We did not collect data on the reasons for attending VCT during this period, and thus we are not certain that the increase in VCT in the intervention community during this period can be directly attributed to the intervention. However, the timing of the rapid increase in VCT demand at the start of the drama intervention (August 2003), coupled with the lack of a comparable increase in the nearby control communities during the same period, suggests that the increased demand is attributable to the drama intervention. Related to this, we do not know of any other programs to promote VCT in the intervention community introduced during this time, but we cannot exclude the possibility that other reasons to seek VCT were operating concurrently with the drama-based intervention described here.

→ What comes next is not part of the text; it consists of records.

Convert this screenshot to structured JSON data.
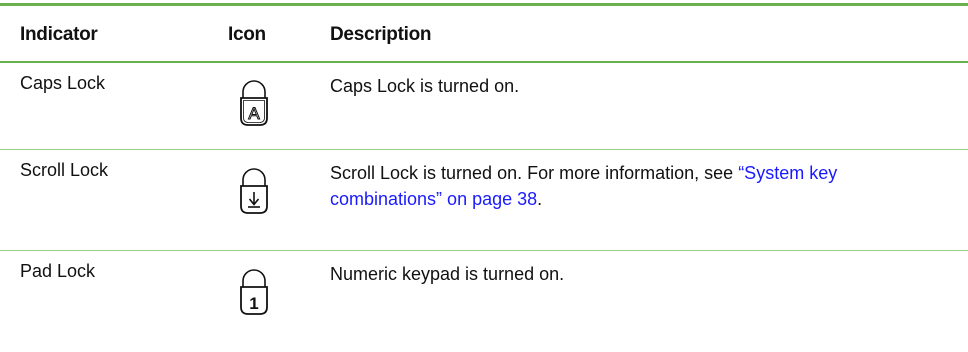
{
  "table": {
    "headers": {
      "indicator": "Indicator",
      "icon": "Icon",
      "description": "Description"
    },
    "rows": [
      {
        "indicator": "Caps Lock",
        "icon": "caps-lock-icon",
        "icon_glyph": "A",
        "description": "Caps Lock is turned on.",
        "link_text": "",
        "after_link": ""
      },
      {
        "indicator": "Scroll Lock",
        "icon": "scroll-lock-icon",
        "icon_glyph": "",
        "description": "Scroll Lock is turned on. For more information, see ",
        "link_text": "“System key combinations” on page 38",
        "after_link": "."
      },
      {
        "indicator": "Pad Lock",
        "icon": "pad-lock-icon",
        "icon_glyph": "1",
        "description": "Numeric keypad is turned on.",
        "link_text": "",
        "after_link": ""
      }
    ]
  },
  "colors": {
    "rule": "#6ab04c",
    "link": "#1a1aff"
  }
}
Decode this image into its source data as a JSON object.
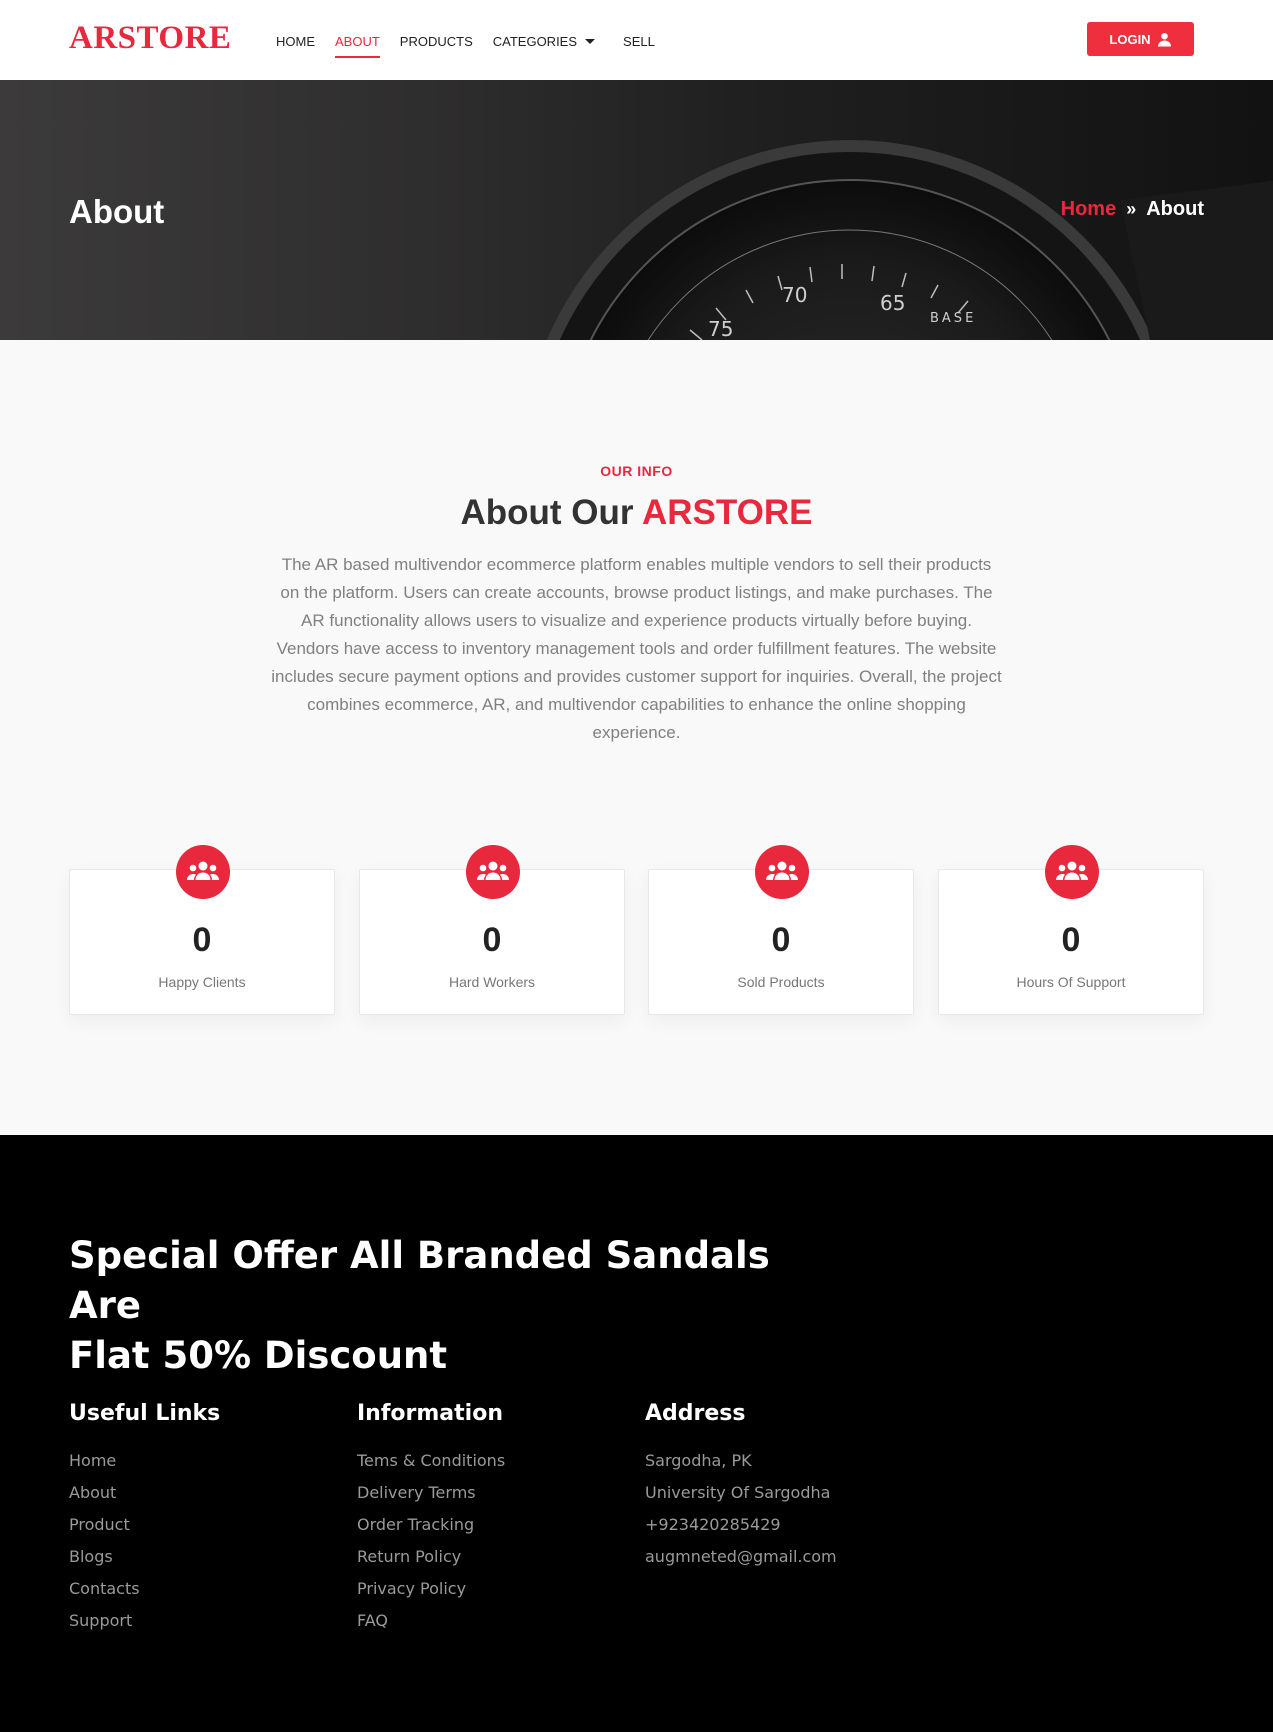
{
  "header": {
    "logo": "ARSTORE",
    "nav": {
      "home": "HOME",
      "about": "ABOUT",
      "products": "PRODUCTS",
      "categories": "CATEGORIES",
      "sell": "SELL"
    },
    "login_label": "LOGIN"
  },
  "hero": {
    "title": "About",
    "breadcrumb": {
      "home": "Home",
      "separator": "»",
      "current": "About"
    }
  },
  "about": {
    "kicker": "OUR INFO",
    "title_prefix": "About Our ",
    "title_accent": "ARSTORE",
    "description": "The AR based multivendor ecommerce platform enables multiple vendors to sell their products on the platform. Users can create accounts, browse product listings, and make purchases. The AR functionality allows users to visualize and experience products virtually before buying. Vendors have access to inventory management tools and order fulfillment features. The website includes secure payment options and provides customer support for inquiries. Overall, the project combines ecommerce, AR, and multivendor capabilities to enhance the online shopping experience."
  },
  "stats": [
    {
      "value": "0",
      "label": "Happy Clients",
      "icon": "users-icon"
    },
    {
      "value": "0",
      "label": "Hard Workers",
      "icon": "users-icon"
    },
    {
      "value": "0",
      "label": "Sold Products",
      "icon": "users-icon"
    },
    {
      "value": "0",
      "label": "Hours Of Support",
      "icon": "users-icon"
    }
  ],
  "footer": {
    "offer_line1": "Special Offer All Branded Sandals Are",
    "offer_line2": "Flat 50% Discount",
    "useful_links": {
      "title": "Useful Links",
      "items": [
        "Home",
        "About",
        "Product",
        "Blogs",
        "Contacts",
        "Support"
      ]
    },
    "information": {
      "title": "Information",
      "items": [
        "Tems & Conditions",
        "Delivery Terms",
        "Order Tracking",
        "Return Policy",
        "Privacy Policy",
        "FAQ"
      ]
    },
    "address": {
      "title": "Address",
      "items": [
        "Sargodha, PK",
        "University Of Sargodha",
        "+923420285429",
        "augmneted@gmail.com"
      ]
    }
  },
  "colors": {
    "accent": "#e8283c",
    "footer_bg": "#000000",
    "section_bg": "#f9f9f9"
  }
}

Sustaining this type of drama intervention presents a challenge in the long term. The educator's role is a physically and emotionally demanding one, particularly because they have to quickly develop the capacity to deal with a variety of unpredictable community responses. We found that a strong support structure for educators was required, particularly during the first 6 months. This included regular, detailed feedback sessions for the team, which provided an opportunity for discussion and problem-solving. To date, a “train the replacement” model to deal with turnover in community educators has been useful for conveying drama skills; however, more formal training of new team members is required around HIV-related factual information.
In conclusion, VCT is a critical entry point for all aspect of HIV management whether it be care or preventive measures, yet it is an underused service in many of the settings where HIV is most common. Our experience suggests that a locally appropriate, structured education program based on drama performed in informal settings can help lead to substantial increases in the demand for VCT services in resource-poor settings.